Mais comme diraient, ricanant, les porte-flingues de l'industrie pétro-chimique et les lèche-bottes du vieux Monde, "on n'est pas là pour manger des feuilles" (de vigne), ce qui compte, c'est le résultat, ce qu'il y a dans le verre. Alors parlons-en. Et en la matière, La Marguerite (et d'autres cuvées de Cosse-Maisonneuve) nous offre une seconde démonstration d'efficacité, toute aussi éclatante. Si je n'avais que dix références en cave, ce cru, ce grand cru je me répète, en ferait partie.
On a connu une époque du domaine dont les cahors semblaient aussi rugueux que le rugby agenais de l'époque des gros pardessus (avant que la banlieue ne digère le centre de cette ville qui mérite mieux******). Certes, la tronche de Mathieu, faisant oublier le travail foncier de Catherine (qui a payé!), n'était pas pour rien dans ce ressenti, il n'empêche que l'on découvre aujourd'hui ici, à La Marguerite, un rouge d'une infinie finesse sans que l'on ait le moindre doute sur ses grandes capacités de garde. Il aura encore la peau douce quand d'autres vieilles carnes sur-liftées d'appellations prestigieuses auront séché, et que sur mon propre épiderme, la marguerite qu'il me donne envie de me tatouer, aura fané.

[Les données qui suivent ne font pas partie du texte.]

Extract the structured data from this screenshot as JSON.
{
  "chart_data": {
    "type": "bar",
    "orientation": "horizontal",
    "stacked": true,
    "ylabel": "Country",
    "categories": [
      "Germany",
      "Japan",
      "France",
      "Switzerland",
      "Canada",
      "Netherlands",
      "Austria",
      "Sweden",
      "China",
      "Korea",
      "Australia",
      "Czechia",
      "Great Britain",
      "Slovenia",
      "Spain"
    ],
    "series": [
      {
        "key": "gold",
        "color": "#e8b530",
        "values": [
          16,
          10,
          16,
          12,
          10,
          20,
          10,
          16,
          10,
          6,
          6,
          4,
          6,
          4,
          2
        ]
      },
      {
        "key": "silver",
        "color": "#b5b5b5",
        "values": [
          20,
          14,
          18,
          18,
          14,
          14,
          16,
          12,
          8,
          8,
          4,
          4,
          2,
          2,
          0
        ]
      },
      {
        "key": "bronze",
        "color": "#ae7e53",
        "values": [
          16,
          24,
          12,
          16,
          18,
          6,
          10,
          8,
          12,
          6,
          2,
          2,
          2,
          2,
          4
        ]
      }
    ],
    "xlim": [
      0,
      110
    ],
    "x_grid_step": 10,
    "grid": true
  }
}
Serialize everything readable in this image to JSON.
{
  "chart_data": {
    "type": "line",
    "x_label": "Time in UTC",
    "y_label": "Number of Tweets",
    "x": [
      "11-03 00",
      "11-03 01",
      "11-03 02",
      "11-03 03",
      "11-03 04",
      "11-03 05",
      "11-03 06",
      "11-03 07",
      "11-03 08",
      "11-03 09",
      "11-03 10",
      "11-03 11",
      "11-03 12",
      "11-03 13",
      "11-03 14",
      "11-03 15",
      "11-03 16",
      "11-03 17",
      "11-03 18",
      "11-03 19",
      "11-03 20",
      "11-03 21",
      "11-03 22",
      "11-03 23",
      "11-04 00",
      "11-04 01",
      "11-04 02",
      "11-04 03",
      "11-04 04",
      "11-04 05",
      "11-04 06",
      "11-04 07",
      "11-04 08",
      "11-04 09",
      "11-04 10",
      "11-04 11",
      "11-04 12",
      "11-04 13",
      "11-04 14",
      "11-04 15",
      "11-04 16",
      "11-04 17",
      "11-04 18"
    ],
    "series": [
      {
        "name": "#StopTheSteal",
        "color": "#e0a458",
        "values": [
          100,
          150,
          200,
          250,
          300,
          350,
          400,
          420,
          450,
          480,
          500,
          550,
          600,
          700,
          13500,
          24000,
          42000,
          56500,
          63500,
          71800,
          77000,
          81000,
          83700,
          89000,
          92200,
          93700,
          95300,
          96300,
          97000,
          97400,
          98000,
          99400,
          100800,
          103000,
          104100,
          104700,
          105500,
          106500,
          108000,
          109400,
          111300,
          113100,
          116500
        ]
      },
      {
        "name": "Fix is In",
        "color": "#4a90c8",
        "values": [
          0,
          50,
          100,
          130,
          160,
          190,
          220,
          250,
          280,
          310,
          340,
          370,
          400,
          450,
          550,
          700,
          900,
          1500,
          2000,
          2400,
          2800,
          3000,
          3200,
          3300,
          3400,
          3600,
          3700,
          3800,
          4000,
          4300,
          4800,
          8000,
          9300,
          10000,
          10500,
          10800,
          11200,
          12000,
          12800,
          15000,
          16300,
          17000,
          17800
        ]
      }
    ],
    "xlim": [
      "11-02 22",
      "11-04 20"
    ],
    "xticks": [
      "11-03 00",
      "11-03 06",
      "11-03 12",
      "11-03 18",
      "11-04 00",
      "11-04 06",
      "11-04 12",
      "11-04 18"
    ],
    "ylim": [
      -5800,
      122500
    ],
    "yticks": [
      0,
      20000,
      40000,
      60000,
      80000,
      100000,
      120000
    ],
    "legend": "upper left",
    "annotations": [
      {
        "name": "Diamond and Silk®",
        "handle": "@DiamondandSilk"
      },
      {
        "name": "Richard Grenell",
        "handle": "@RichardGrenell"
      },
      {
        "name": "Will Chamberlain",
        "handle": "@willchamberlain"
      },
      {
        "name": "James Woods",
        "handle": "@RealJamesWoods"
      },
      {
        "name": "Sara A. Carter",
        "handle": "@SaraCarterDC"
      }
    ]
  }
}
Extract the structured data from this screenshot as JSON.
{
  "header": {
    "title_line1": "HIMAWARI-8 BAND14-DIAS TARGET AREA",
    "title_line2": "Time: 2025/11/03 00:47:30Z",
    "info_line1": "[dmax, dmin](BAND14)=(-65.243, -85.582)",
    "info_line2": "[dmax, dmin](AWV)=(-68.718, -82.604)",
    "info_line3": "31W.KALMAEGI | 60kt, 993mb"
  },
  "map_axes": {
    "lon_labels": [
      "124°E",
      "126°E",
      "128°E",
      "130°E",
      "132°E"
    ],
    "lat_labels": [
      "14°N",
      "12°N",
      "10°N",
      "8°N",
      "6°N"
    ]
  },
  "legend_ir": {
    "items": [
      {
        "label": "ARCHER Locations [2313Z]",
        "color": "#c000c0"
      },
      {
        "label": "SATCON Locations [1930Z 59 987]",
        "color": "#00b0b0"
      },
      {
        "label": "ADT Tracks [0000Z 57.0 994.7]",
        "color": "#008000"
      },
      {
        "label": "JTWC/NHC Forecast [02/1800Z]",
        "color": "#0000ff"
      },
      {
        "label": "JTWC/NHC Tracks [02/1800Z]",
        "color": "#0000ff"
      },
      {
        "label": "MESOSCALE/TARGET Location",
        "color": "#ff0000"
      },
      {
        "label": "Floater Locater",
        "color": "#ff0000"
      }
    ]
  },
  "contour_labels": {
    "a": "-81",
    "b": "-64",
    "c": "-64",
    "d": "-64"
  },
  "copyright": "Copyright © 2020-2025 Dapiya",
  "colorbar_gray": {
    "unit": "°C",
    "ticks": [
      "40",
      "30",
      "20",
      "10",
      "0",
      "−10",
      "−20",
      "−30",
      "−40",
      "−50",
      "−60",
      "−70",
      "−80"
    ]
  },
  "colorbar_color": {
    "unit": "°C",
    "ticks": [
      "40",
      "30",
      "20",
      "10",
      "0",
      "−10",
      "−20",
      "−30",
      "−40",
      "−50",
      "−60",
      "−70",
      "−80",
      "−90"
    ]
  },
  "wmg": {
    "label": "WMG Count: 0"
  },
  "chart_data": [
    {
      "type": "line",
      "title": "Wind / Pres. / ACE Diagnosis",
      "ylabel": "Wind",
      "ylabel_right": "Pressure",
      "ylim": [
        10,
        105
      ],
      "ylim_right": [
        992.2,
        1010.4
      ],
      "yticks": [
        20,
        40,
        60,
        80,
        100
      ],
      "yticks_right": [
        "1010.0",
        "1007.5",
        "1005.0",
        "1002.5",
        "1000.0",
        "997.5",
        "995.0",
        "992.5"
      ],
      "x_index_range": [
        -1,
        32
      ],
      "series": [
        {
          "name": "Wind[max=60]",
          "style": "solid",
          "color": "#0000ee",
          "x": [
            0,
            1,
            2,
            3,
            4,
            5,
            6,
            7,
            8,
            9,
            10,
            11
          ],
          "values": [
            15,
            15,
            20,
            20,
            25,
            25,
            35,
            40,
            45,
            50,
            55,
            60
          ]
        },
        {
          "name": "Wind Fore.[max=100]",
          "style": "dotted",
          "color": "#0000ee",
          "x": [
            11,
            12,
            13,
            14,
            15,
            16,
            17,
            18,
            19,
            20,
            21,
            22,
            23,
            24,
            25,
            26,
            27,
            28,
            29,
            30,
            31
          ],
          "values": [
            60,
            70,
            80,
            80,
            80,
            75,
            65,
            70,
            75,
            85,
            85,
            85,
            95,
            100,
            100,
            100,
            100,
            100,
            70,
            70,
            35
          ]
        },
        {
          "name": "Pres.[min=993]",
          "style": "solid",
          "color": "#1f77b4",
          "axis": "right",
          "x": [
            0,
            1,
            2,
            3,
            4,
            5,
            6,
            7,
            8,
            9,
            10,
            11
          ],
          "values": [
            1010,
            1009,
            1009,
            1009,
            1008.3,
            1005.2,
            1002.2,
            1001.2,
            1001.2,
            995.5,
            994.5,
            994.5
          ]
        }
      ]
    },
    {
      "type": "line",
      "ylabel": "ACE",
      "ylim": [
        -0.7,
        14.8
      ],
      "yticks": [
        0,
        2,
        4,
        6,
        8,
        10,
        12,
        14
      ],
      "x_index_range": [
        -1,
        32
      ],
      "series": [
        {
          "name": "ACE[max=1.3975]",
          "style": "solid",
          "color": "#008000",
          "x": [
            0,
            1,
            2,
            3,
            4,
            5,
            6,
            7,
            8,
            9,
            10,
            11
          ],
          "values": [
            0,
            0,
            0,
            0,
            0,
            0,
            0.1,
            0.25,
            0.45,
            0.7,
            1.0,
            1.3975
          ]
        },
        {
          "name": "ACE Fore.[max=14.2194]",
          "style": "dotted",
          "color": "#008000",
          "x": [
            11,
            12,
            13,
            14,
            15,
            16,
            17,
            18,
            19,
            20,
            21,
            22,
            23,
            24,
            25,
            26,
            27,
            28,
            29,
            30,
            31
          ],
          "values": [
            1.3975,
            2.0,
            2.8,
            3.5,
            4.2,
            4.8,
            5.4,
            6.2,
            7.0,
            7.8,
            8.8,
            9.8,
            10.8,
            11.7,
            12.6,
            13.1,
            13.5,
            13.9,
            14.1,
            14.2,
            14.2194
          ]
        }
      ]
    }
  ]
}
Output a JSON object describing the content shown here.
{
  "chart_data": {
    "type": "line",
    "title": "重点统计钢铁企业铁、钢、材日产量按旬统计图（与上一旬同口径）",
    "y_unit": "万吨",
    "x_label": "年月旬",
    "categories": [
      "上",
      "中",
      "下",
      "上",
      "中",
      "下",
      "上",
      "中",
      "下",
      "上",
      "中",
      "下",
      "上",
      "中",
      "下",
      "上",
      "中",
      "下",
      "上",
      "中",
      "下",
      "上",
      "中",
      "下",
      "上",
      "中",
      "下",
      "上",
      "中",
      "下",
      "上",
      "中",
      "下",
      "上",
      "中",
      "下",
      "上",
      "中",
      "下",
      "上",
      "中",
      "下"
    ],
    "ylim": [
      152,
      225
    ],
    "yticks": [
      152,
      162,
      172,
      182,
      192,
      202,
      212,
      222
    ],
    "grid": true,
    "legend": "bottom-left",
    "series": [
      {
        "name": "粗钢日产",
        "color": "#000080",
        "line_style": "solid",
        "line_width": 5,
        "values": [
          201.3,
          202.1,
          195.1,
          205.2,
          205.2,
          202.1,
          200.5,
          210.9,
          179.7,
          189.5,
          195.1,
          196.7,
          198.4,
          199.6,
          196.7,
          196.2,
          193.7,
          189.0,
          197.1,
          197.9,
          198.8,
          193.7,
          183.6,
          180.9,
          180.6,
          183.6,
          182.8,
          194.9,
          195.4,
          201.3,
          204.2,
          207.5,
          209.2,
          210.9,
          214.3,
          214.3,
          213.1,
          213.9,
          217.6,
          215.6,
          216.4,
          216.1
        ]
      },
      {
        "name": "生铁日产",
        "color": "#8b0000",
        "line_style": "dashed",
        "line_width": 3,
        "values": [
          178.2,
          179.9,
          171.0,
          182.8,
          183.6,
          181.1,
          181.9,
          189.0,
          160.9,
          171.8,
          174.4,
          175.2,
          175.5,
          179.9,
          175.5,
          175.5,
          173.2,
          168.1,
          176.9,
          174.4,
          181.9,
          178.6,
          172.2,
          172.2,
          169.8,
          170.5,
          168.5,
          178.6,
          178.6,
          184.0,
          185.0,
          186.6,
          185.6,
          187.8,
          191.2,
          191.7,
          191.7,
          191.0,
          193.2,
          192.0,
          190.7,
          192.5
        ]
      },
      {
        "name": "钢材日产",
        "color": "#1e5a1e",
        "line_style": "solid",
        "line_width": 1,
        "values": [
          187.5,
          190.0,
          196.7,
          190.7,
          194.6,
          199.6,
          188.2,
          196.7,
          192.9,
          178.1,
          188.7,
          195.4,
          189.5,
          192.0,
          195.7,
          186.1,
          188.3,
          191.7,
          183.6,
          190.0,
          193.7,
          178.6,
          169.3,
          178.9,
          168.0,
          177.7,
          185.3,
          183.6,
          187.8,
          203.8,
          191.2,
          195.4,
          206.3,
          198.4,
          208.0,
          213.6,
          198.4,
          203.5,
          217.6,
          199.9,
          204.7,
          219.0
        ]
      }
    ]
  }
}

* On raconte même que certains adeptes du BDSM hard n'hésiteront pas, entre fouet et flamme, à se défoncer l'estomac à coups de priorat, vin de routier catalan dont la délicatesse est inversement proportionnelle au tarif.
** Ça change de Barcelone et de sa volaille qui fait pousser les nichons plus encore que les implants mammaires à l'amerloque des demi-mondaines de Pedralbes.
*** Qui vraiment, dans sa grâce d'auxerrois, sur son terroir d'origine, n'a rien à voir avec la lourdeur sucro-vanillée, coca-colesque, quasi-trumpienne, du vulgaire malbec.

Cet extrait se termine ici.